Should the BOJ decide to delay a policy change at the September meeting, I doubt the forward guidance will be enough to sustain current USDJPY levels and we could quickly test ¥103 support. A wave of “risk off” should be expected, which may set the stage for an ultimate test of ¥100. Failing any unanticipated drama, I would anticipate some consolidation to take effect in the ¥104.30 – 105.30 zone, but be weary of headlines.
FOMC - Expect the Unexpected
For the most part, it was a relatively quiet overnight session for risk, which is unsurprising given that summer doldrums are setting in. Along with the proximity to the FOMC, which is materialising into a major event, only the Nikkei moved, falling 1.4% on the back of the strengthening Yen.
With the current market factoring in a 60% probability of one hike in December and potentially two hikes in 2017, the Feds are unlikely to rock the boat. However, this week's FOMC meeting is facing heightened importance due the uptick in US economic data since June’s Non-Farm Payroll announcement. In all likelihood, the Fed may take a cautious stance highlighting Brexit concerns, but there is certainly some scope for the Fed to lean hawkish. Previously, a potential June rate hike was on the agenda. If not for Brexit and an outlier May Non-Farm Payroll, the Fed may very well have pulled the trigger. Since then, employment data has recovered and the US economic prints continue to beat expectations, providing the FOMC with more than enough ammunition to provide some straight forward guidance of an impending rate hike.
Australian Dollar - Significant Risk Event
In a surprising development, the wake of yesterday's USDJPY sell-off inspired a rally on the antipodean currencies.
The move was counterintuitive to the fundamental outlook, especially as both the RBA and RBNZ are more than likely to cut interest rates this month, which left many traders scratching their heads for answers. I can only surmise that given the destitute liquidity density, opportunists took advantage of Yen volatility to put a squeeze on both the AUD and NZD short positions, or more likely, some near-term Aussie shorts felt the strain ahead of today’s unnerving Q2 CPI print and decided to reduce their speculative bets.
The market is headed into today's much anticipated Q2 CPI with huge expectations for a weaker print as a precursor for an RBA Interest rate cut. If the CPI prints top side, I would expect a clearing out of short Aussie positioning and re-exploration of the 0.7650 level.
The previous CPI print was more than ample to convince the RBA that the disinflationary trend is bonafide and was viewed as a policy game changer, so there is much at stake on today's number.
In an environment where the current mantra is ‘expect the unexpected’, dealers are sitting on a razor’s edge this morning, paring Aussie shorts ahead of the CPI print.
- Australia CPI QoQ for Q2 comes at 0.4% (expected 0.4%)
- Australia CPI YoY comes at 1% (expected 1.1%)
- AUDUSD has rallied higher on the data 0.7550
The Australian dollar has jumped on the better than expected CPI reading.

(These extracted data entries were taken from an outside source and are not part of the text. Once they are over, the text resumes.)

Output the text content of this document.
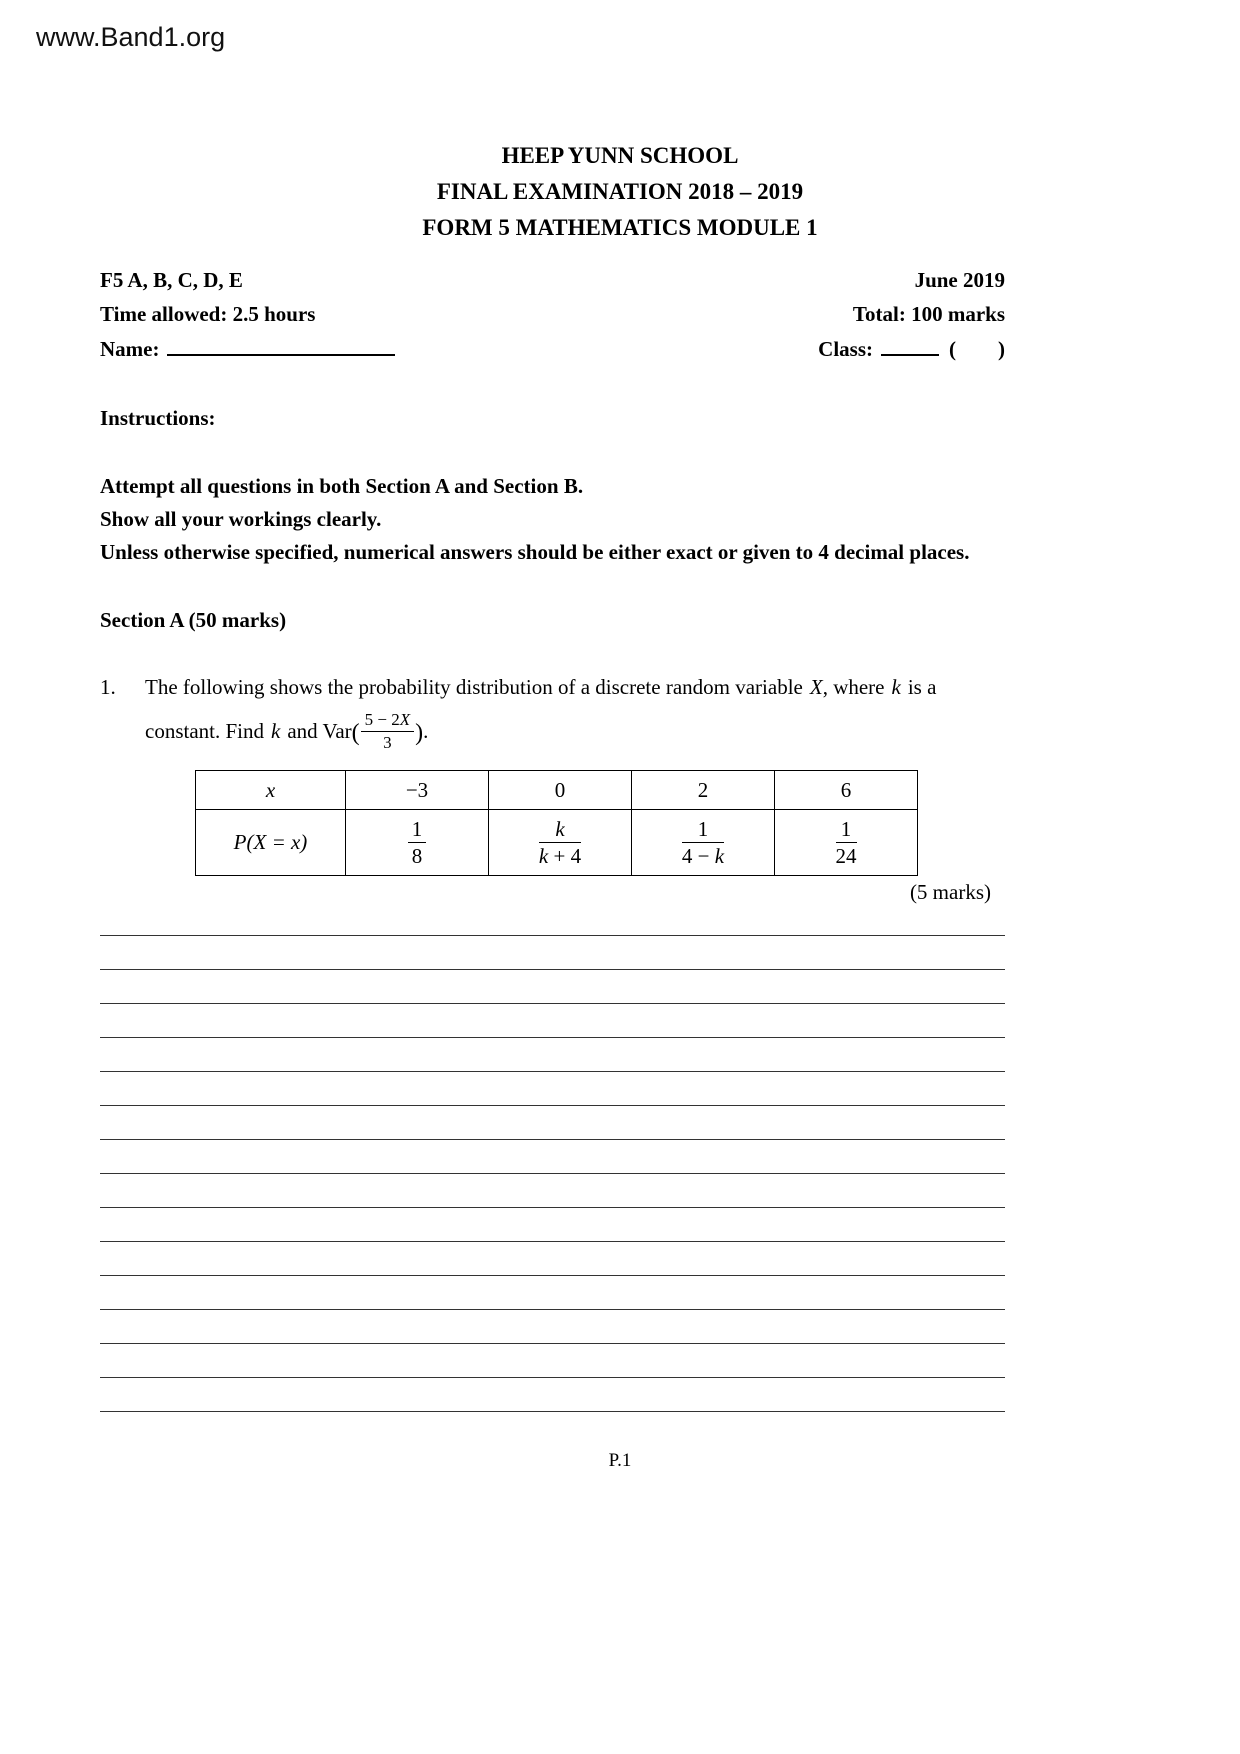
www.Band1.org
HEEP YUNN SCHOOL
FINAL EXAMINATION 2018 – 2019
FORM 5 MATHEMATICS MODULE 1
F5 A, B, C, D, E	June 2019
Time allowed: 2.5 hours	Total: 100 marks
Name:	Class:	(        )
Instructions:
Attempt all questions in both Section A and Section B.
Show all your workings clearly.
Unless otherwise specified, numerical answers should be either exact or given to 4 decimal places.
Section A (50 marks)
1. The following shows the probability distribution of a discrete random variable X, where k is a
constant. Find k and $Var( \frac{5 - 2X}{3}$ ).
x	−3	0	2	6
P(X = x)	$\frac{1}{8}$	$\frac{k}{k + 4}$	$\frac{1}{4 - k}$	$\frac{1}{24}$
(5 marks)
P.1
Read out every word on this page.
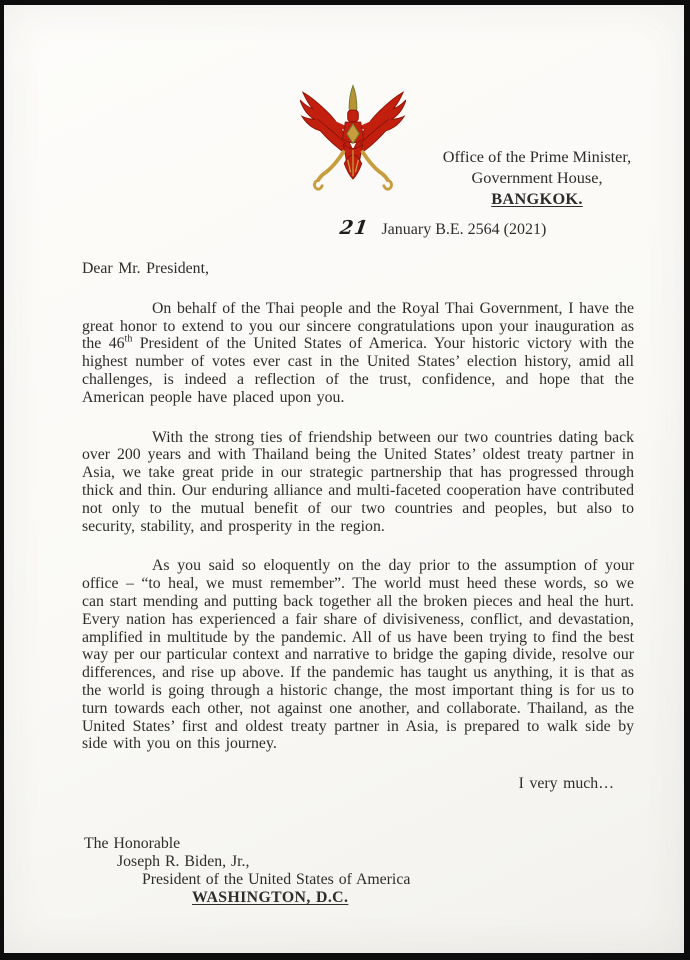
Office of the Prime Minister,
Government House,
BANGKOK.
21 January B.E. 2564 (2021)
Dear Mr. President,

On behalf of the Thai people and the Royal Thai Government, I have the great honor to extend to you our sincere congratulations upon your inauguration as the 46th President of the United States of America. Your historic victory with the highest number of votes ever cast in the United States’ election history, amid all challenges, is indeed a reflection of the trust, confidence, and hope that the American people have placed upon you.

With the strong ties of friendship between our two countries dating back over 200 years and with Thailand being the United States’ oldest treaty partner in Asia, we take great pride in our strategic partnership that has progressed through thick and thin. Our enduring alliance and multi-faceted cooperation have contributed not only to the mutual benefit of our two countries and peoples, but also to security, stability, and prosperity in the region.

As you said so eloquently on the day prior to the assumption of your office – “to heal, we must remember”. The world must heed these words, so we can start mending and putting back together all the broken pieces and heal the hurt. Every nation has experienced a fair share of divisiveness, conflict, and devastation, amplified in multitude by the pandemic. All of us have been trying to find the best way per our particular context and narrative to bridge the gaping divide, resolve our differences, and rise up above. If the pandemic has taught us anything, it is that as the world is going through a historic change, the most important thing is for us to turn towards each other, not against one another, and collaborate. Thailand, as the United States’ first and oldest treaty partner in Asia, is prepared to walk side by side with you on this journey.

I very much…
The Honorable
Joseph R. Biden, Jr.,
President of the United States of America
WASHINGTON, D.C.
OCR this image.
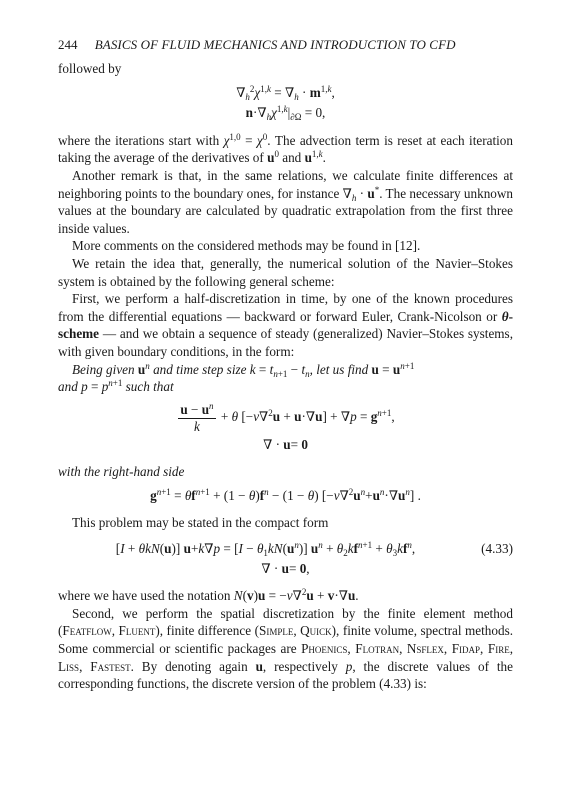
244 BASICS OF FLUID MECHANICS AND INTRODUCTION TO CFD

followed by

$\nabla_h^2\chi^{1,k} = \nabla_h \cdot m^{1,k}$,
$n\cdot\nabla_h\chi^{1,k}|_{\partial\Omega} = 0$,

where the iterations start with $\chi^{1,0} = \chi^0$. The advection term is reset at each iteration taking the average of the derivatives of $u^0$ and $u^{1,k}$.

Another remark is that, in the same relations, we calculate finite differences at neighboring points to the boundary ones, for instance $\nabla_h \cdot u^*$. The necessary unknown values at the boundary are calculated by quadratic extrapolation from the first three inside values.

More comments on the considered methods may be found in [12].

We retain the idea that, generally, the numerical solution of the Navier–Stokes system is obtained by the following general scheme:

First, we perform a half-discretization in time, by one of the known procedures from the differential equations — backward or forward Euler, Crank-Nicolson or θ-scheme — and we obtain a sequence of steady (generalized) Navier–Stokes systems, with given boundary conditions, in the form:

Being given $u^n$ and time step size $k = t_{n+1} - t_n$, let us find $u = u^{n+1}$
and $p = p^{n+1}$ such that

$\frac{u - u^n}{k} + \theta$ $[-\nu\nabla^2u + u\cdot\nabla u] + \nabla p = g^{n+1}$,
∇ · u= 0

with the right-hand side

$g^{n+1} = \theta f^{n+1} + (1 - \theta)f^n - (1 - \theta)$ $[-\nu\nabla^2u^n+u^n\cdot\nabla u^n]$ .

This problem may be stated in the compact form

[I + θkN(u)] $u+k\nabla p = [I - \theta_1kN(u^n)]$ $u^n + \theta_2kf^{n+1} + \theta_3kf^n$,	(4.33)
∇ · u= 0,

where we have used the notation N(v)u = −ν∇$^2$u + v·∇u.

Second, we perform the spatial discretization by the finite element method (Featflow, Fluent), finite difference (Simple, Quick), finite volume, spectral methods. Some commercial or scientific packages are Phoenics, Flotran, Nsflex, Fidap, Fire, Liss, Fastest. By denoting again u, respectively p, the discrete values of the corresponding functions, the discrete version of the problem (4.33) is:
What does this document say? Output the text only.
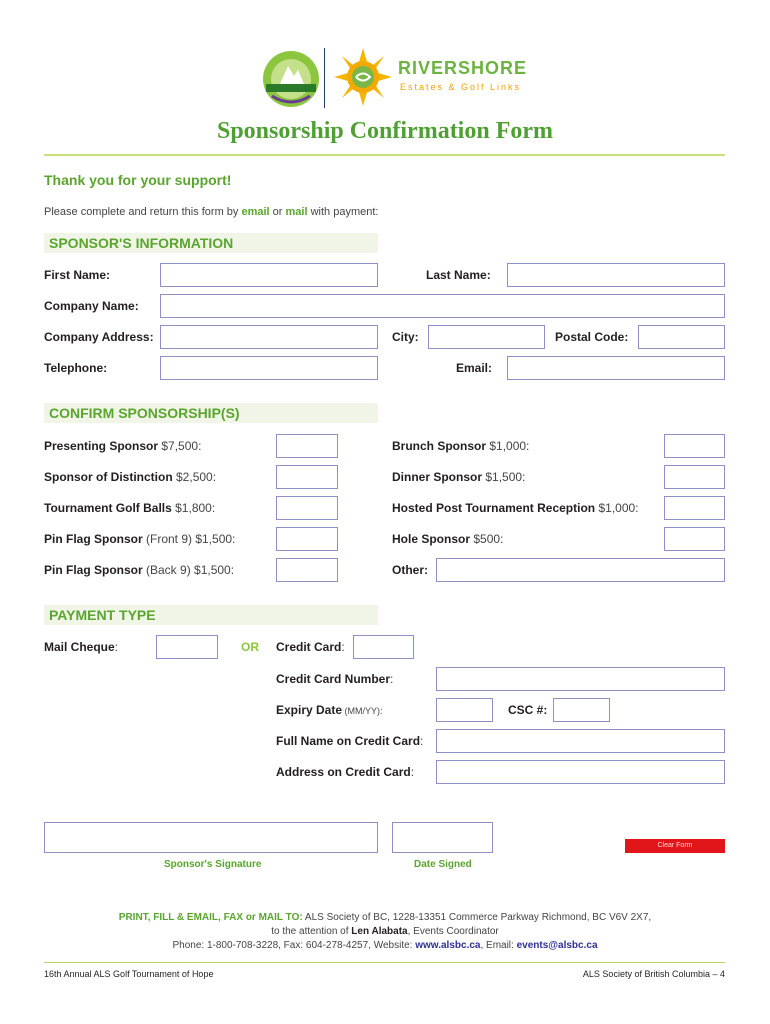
RIVERSHORE
Estates & Golf Links
Sponsorship Confirmation Form
Thank you for your support!
Please complete and return this form by email or mail with payment:
SPONSOR'S INFORMATION
First Name:	Last Name:
Company Name:
Company Address:	City:	Postal Code:
Telephone:	Email:
CONFIRM SPONSORSHIP(S)
Presenting Sponsor $7,500:	Brunch Sponsor $1,000:
Sponsor of Distinction $2,500:	Dinner Sponsor $1,500:
Tournament Golf Balls $1,800:	Hosted Post Tournament Reception $1,000:
Pin Flag Sponsor (Front 9) $1,500:	Hole Sponsor $500:
Pin Flag Sponsor (Back 9) $1,500:	Other:
PAYMENT TYPE
Mail Cheque:	OR Credit Card:
Credit Card Number:
Expiry Date (MM/YY):	CSC #:
Full Name on Credit Card:
Address on Credit Card:
Clear Form
Sponsor's Signature	Date Signed
PRINT, FILL & EMAIL, FAX or MAIL TO: ALS Society of BC, 1228-13351 Commerce Parkway Richmond, BC V6V 2X7,
to the attention of Len Alabata, Events Coordinator
Phone: 1-800-708-3228, Fax: 604-278-4257, Website: www.alsbc.ca, Email: events@alsbc.ca
16th Annual ALS Golf Tournament of Hope	ALS Society of British Columbia – 4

We've seen a wave of weak ‘shorts’ cut, who were hoping for a print below the 0.4% level. While this may add some complications to the RBA narrative, the print still indicates deflationary headwinds and the quick rally may be short lived.
Yuan - Meandering Along
The Yuan continues to firm against the trade-weighted basket on follow through from suspected interventions made before the G-20 meeting in Chengdu. Most traders are waiting for the dust to settle on the Japanese Yen and to get over the FOMC speed bump before re-evaluating the Yuan trade.
Comments from a Professor at PBOC’s Zhengzhou training school that argue that there should be an implicit easing bias, are making the rounds in early trade this morning. The comments are stating that before the G20 summit in September the focus had to be on reassuring market confidence so that internationalisation can begin going forward.